Our study also collected information on the family origin with various options, such as European, Hispanic, or North Americans. Most patients included were classified as being Hispanic. This generic division, however, made is impossible to determine the true ethnicity of our study groups. Moreover, it is very complex to define ethnicity in the American population, since actual population is the result of a complex admixture between Native Americans and immigrants from diverse origin. Furthermore, their distribution is heterogeneous even between Hispanic countries. Genomic composition of argentine population is composed by 67% of European, 27% of Native American, 0.3% of West African, and 0.1% of East Asian15. In Costa Rica, genomic ancestry proportions are composed by 54% European, 32% Native American, and 13% West African16. In Mexico, the Native American, European, and West African account for 56%, 37%, and 5% of the population, respectively17.
The results from the present study are hypothesis generating. We clearly observed a smaller diameter in the overall Mexican population and the question remain whether is influences by the relatively high number of Native Americans in this group. Moreover, it is unclear whether this observation would have repercussions for the threshold for preventive treatment of an AAA. Commonly elective treatment is indicated when the aortic diameter is > 55 mm, assuming 20 mm normal aortic diameter. In the Mexican study population, a similar relative increase would reflect an aortic diameter of 43.5 mm3,4. These observations encouraged us to design a new study in larger subset of healthy volunteers from different ethnicities based on genomic data and determine the anatomical differences between them. This could further support the need of redefined the size of abdominal aortic aneurysm in the specific subgroups of the population.

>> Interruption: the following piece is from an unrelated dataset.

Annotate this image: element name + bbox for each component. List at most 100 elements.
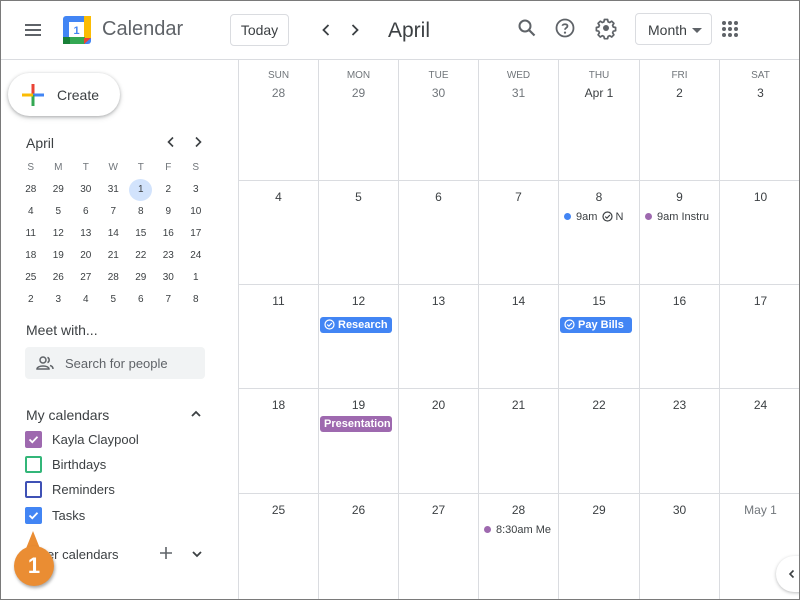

The present study has limitations, such as vascular specialists based on their own experience and availability chose the measurement software tool. Although, there is some evidence on difference of aortic diameter related to its measurement during systole or diastole, it is not yet accurately assessed, and ECG-gated scans are not widespread; therefore, no direction was done on this topic18. Another weakness of our study is the sample bias. The sample was gathered by a retrospective fashion rather than a calculated one. Furthermore, there was a lack on the report of length and weight in patients from Argentina and the USA, making not possible to compare these variables with the aortic diameter. In the same way, the relation between male-female genders is not the same between the two groups, and it could be a cause of bias. Furthermore, Mexican patients were collected in a single center, so it may not be representative of the varying ethnic and racial groups in our country. A larger population-based multicenter study with an adequate representative sample, ideally in normal subjects would be beneficial in obtaining more representative values.
Conclusion
We have shown that the normal aortic diameters in the Mexican population, both males and females, are smaller, compared to other countries, particularly at the infrarenal level. A Hispanic background and female gender are also related to smaller diameters. However, these conclusions required subsequent validation by a study with a larger population and a representative sample. The clinical consequences of these observations remain to be shown.